Part 29 (1/2)
”I know Count von Minckwitz, Grand-Master of the Court of the Duke of Saxe-Altenbourg,” was my reply.
”No. This is a man, Wilhelm Minckwitz, who poses as a musician.”
I shook my head.
”You are quite certain that you have never heard the name? Try to recollect whether the Crown-Prince has ever mentioned him in your presence.”
I endeavoured to recall the circ.u.mstance, for somehow very gradually I felt a distinct recollection of having once heard that name before.
”At the moment I fail to recall anything, Your Majesty,” was my answer.
The Emperor knit his brows as though annoyed at my reply, and then grunted deeply in dissatisfaction.
”Remain here in Potsdam,” he said. ”Telegraph to the Crown-Prince recalling him at my orders, and I will cancel the inspection at Thorn.
Tell the Crown-Prince that I wish to see him to-night immediately upon his return.”
Then, noticing for the first time that the Emperor held a paper in his hand, I realized that by its colour it was one of those secret reports furnished for the Kaiser's eye alone--a report of one of the thousands of spies of Germany spread everywhere.
Minckwitz! I impressed that name upon my memory, and, being dismissed, bowed myself out of the Imperial presence.
Returning to the Marmor Palace I sent a long and urgent message over the private wire to ”Willie” at Altona, repeating His Majesty's orders, and recalling him at once. Quite well I knew that such an unusual message would arouse His Highness's apprehension that for some offence or other he was about to receive a paternal castigation. But I could not be explicit, because I had no knowledge of the reason the Emperor was cancelling our engagement at Thorn.
At nine o'clock that night the Crown-Prince, gay in his Hussar uniform, burst into the room wherein I was attending to the correspondence.
”What in the name of Fate does all this mean, Heltzendorff?” he demanded. ”Why did the Emperor fail to reply to my message?”
”I delivered it,” I said. And then I described what took place in the Emperor's private dining-room. When I mentioned the name of Minckwitz the Crown-Prince started and his cheeks blanched.
”Did he ask you that?” he gasped.
”Yes. I told him the only person I knew of that name was Count von Minckwitz.”
”Ah, that little fat, old Master of the Court. Oh! The Emperor knows him well enough. It is somebody else he is referring to.”
”Do you know him?” I asked eagerly.
”Me? Why--why, of course not!” was ”Willie's” quick reply, in a tone which showed me that he was not telling the truth.
”His Majesty wishes to see you at once,” I urged, full of wonder.
I could plainly see that His Imperial Highness had been much upset at mention of the mysterious person called Minckwitz. What could the Emperor know of him? Was there some scandal at the root of it all, some facts which the Crown-Prince feared might be revealed?

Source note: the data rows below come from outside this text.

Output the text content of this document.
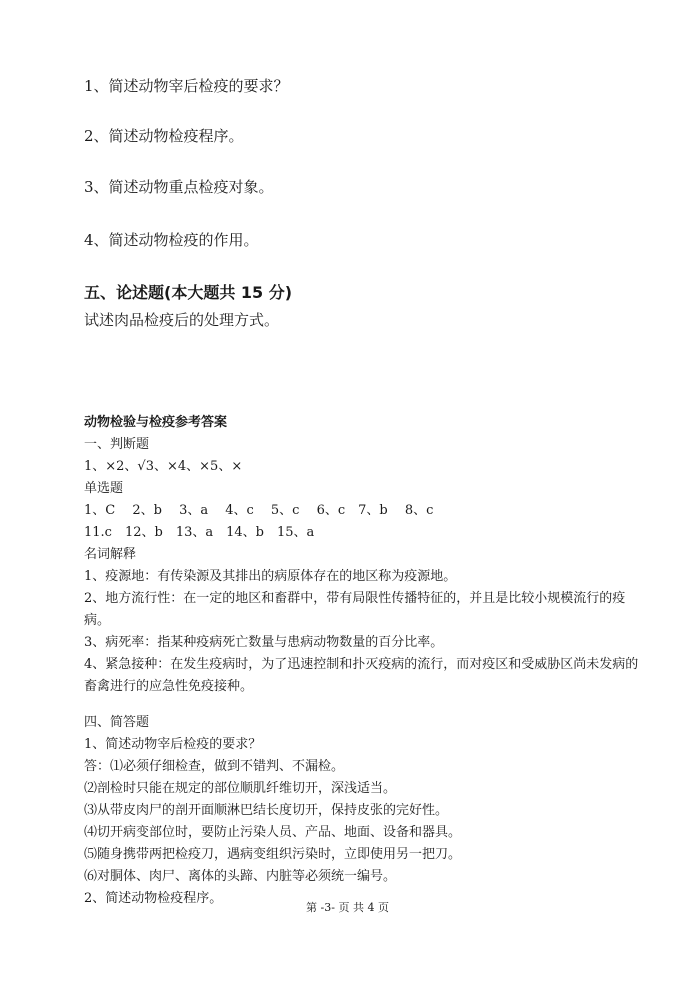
1、简述动物宰后检疫的要求？
2、简述动物检疫程序。
3、简述动物重点检疫对象。
4、简述动物检疫的作用。
五、论述题(本大题共 15 分)
试述肉品检疫后的处理方式。
动物检验与检疫参考答案
一、判断题
1、×2、√3、×4、×5、×
单选题
1、C　 2、b　 3、a　 4、c　 5、c　 6、c　7、b　 8、c
11.c　12、b　13、a　14、b　15、a
名词解释
1、疫源地：有传染源及其排出的病原体存在的地区称为疫源地。
2、地方流行性：在一定的地区和畜群中，带有局限性传播特征的，并且是比较小规模流行的疫病。
3、病死率：指某种疫病死亡数量与患病动物数量的百分比率。
4、紧急接种：在发生疫病时，为了迅速控制和扑灭疫病的流行，而对疫区和受威胁区尚未发病的畜禽进行的应急性免疫接种。
四、简答题
1、简述动物宰后检疫的要求？
答：⑴必须仔细检查，做到不错判、不漏检。
⑵剖检时只能在规定的部位顺肌纤维切开，深浅适当。
⑶从带皮肉尸的剖开面顺淋巴结长度切开，保持皮张的完好性。
⑷切开病变部位时，要防止污染人员、产品、地面、设备和器具。
⑸随身携带两把检疫刀，遇病变组织污染时，立即使用另一把刀。
⑹对胴体、肉尸、离体的头蹄、内脏等必须统一编号。
2、简述动物检疫程序。
第 -3- 页 共 4 页
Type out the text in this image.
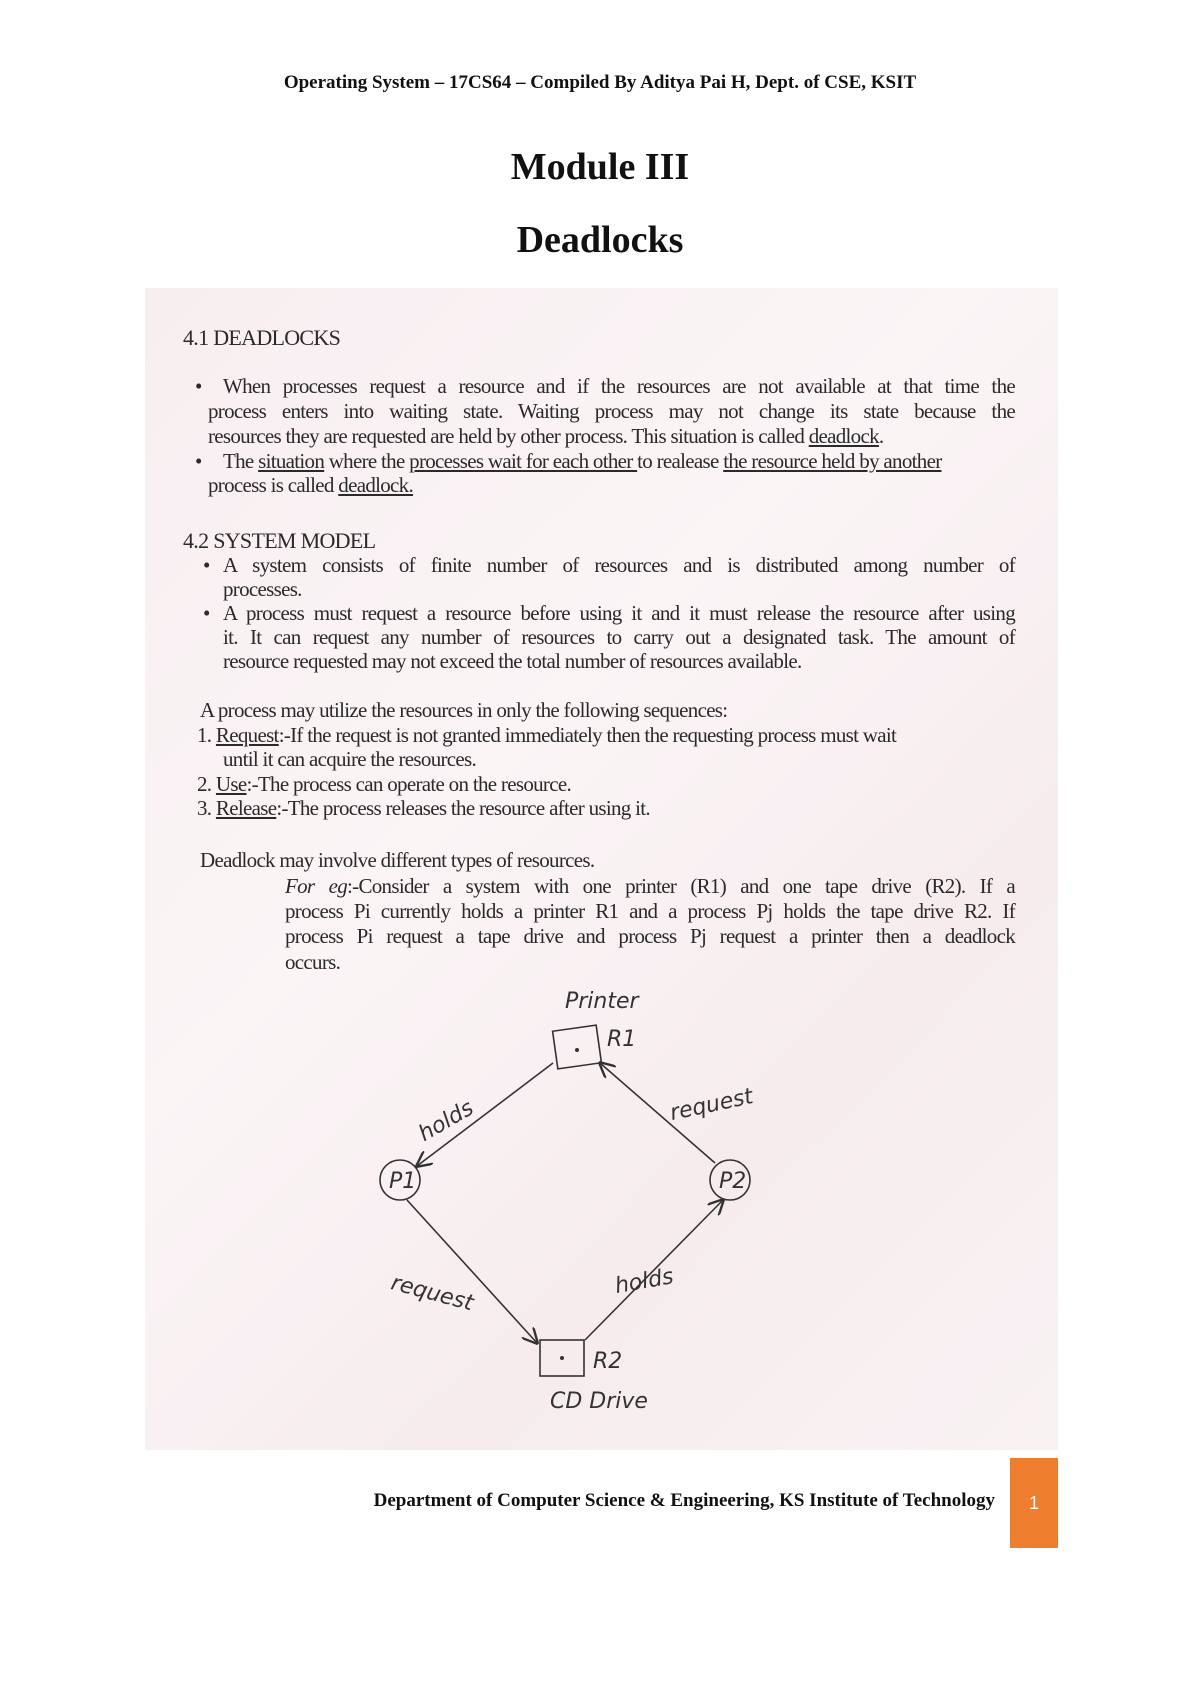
Operating System – 17CS64 – Compiled By Aditya Pai H, Dept. of CSE, KSIT
Module III
Deadlocks
4.1 DEADLOCKS
• When processes request a resource and if the resources are not available at that time the
process enters into waiting state. Waiting process may not change its state because the
resources they are requested are held by other process. This situation is called deadlock.
• The situation where the processes wait for each other to realease the resource held by another
process is called deadlock.
4.2 SYSTEM MODEL
• A system consists of finite number of resources and is distributed among number of
processes.
• A process must request a resource before using it and it must release the resource after using
it. It can request any number of resources to carry out a designated task. The amount of
resource requested may not exceed the total number of resources available.
A process may utilize the resources in only the following sequences:
1. Request:-If the request is not granted immediately then the requesting process must wait
until it can acquire the resources.
2. Use:-The process can operate on the resource.
3. Release:-The process releases the resource after using it.
Deadlock may involve different types of resources.
For eg:-Consider a system with one printer (R1) and one tape drive (R2). If a
process Pi currently holds a printer R1 and a process Pj holds the tape drive R2. If
process Pi request a tape drive and process Pj request a printer then a deadlock
occurs.
Printer
R1
R2
CD Drive
P1	P2
holds	request
request	holds
Department of Computer Science & Engineering, KS Institute of Technology	1
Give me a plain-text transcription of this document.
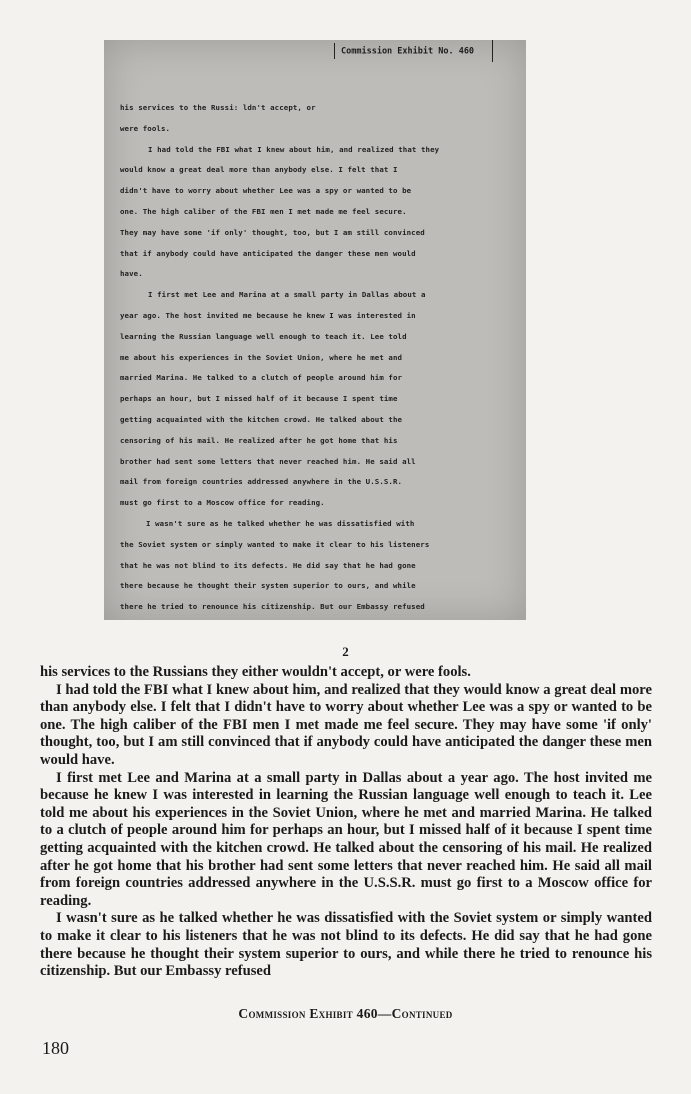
Commission Exhibit No. 460
his services to the Russi: ldn't accept, or
were fools.
I had told the FBI what I knew about him, and realized that they
would know a great deal more than anybody else. I felt that I
didn't have to worry about whether Lee was a spy or wanted to be
one. The high caliber of the FBI men I met made me feel secure.
They may have some 'if only' thought, too, but I am still convinced
that if anybody could have anticipated the danger these men would
have.
I first met Lee and Marina at a small party in Dallas about a
year ago. The host invited me because he knew I was interested in
learning the Russian language well enough to teach it. Lee told
me about his experiences in the Soviet Union, where he met and
married Marina. He talked to a clutch of people around him for
perhaps an hour, but I missed half of it because I spent time
getting acquainted with the kitchen crowd. He talked about the
censoring of his mail. He realized after he got home that his
brother had sent some letters that never reached him. He said all
mail from foreign countries addressed anywhere in the U.S.S.R.
must go first to a Moscow office for reading.
I wasn't sure as he talked whether he was dissatisfied with
the Soviet system or simply wanted to make it clear to his listeners
that he was not blind to its defects. He did say that he had gone
there because he thought their system superior to ours, and while
there he tried to renounce his citizenship. But our Embassy refused
2

his services to the Russians they either wouldn't accept, or were fools.

I had told the FBI what I knew about him, and realized that they would know a great deal more than anybody else. I felt that I didn't have to worry about whether Lee was a spy or wanted to be one. The high caliber of the FBI men I met made me feel secure. They may have some 'if only' thought, too, but I am still convinced that if anybody could have anticipated the danger these men would have.

I first met Lee and Marina at a small party in Dallas about a year ago. The host invited me because he knew I was interested in learning the Russian language well enough to teach it. Lee told me about his experiences in the Soviet Union, where he met and married Marina. He talked to a clutch of people around him for perhaps an hour, but I missed half of it because I spent time getting acquainted with the kitchen crowd. He talked about the censoring of his mail. He realized after he got home that his brother had sent some letters that never reached him. He said all mail from foreign countries addressed anywhere in the U.S.S.R. must go first to a Moscow office for reading.

I wasn't sure as he talked whether he was dissatisfied with the Soviet system or simply wanted to make it clear to his listeners that he was not blind to its defects. He did say that he had gone there because he thought their system superior to ours, and while there he tried to renounce his citizenship. But our Embassy refused

Commission Exhibit 460—Continued
180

Travel-stained, and without changing his tunic, ”Willie” went to the telephone and ordered Knof to bring back the car. And in it he drove across to the Neues Palais to see the Emperor.
I had an important appointment in Berlin that night, and waited until quite late for ”Willie's” return. As he did not come I left for the capital, and on arrival at my rooms rang up Wolff's Agency, and gave out a paragraph to the Press that His Imperial Highness the Crown-Prince had been compelled to abandon his journey to Thorn, owing to having contracted a chill. His wife ”Cilli”--the contraction for Cecilia--had, however, gone to visit Princess Henry of Rohnstock at Furstenstein.
Several weeks went by, and one day we were at the ancient schloss at Oels, in far Silesia, the great estate which the Crown-Prince inherited on coming of age. The castle is a big, prison-like place, surrounded by wide lands and dense forests, lying between the town of Breslau and the Polish frontier, a remote, rural place to which ”Willie” loved sometimes to retire with a few kindred spirits in order to look over the estate and to shoot.
The guests included old Count von Reisenach, Court Chamberlain, of the Prince of Schombourg-Lippe, who was a noted raconteur and bon-vivant, with Major von Heidkamper, of the 4th Bavarian Light Cavalry, a constant companion of ”Willie's,” and Karl von Pappenheim, a captain of the Prussian Guard, who had been educated at Oxford, and who was so English that it was often difficult for people from London to believe that he was a Prussian.
Von Pappenheim, a tall, good-looking, fair-moustached man under thirty, was one of ”Willie's” new friends. He was the son of a great landowner of Erfurt, and the pair had for the past month been inseparable. He was a shrewd, keen-eyed man, who seemed ever on the alert, but, of course, obsessed by military dignity, and as full of swagger as any Prussian officer could be. He had a sister, Margarete, a pretty girl, a year or so his junior, who had been to the Marmor Palace on one occasion. The Crown-Princess had received her, but from the fact that she was not invited a second time I concluded that the inevitable jealousy had arisen, because in my presence ”Willie” had more than once referred to her beauty.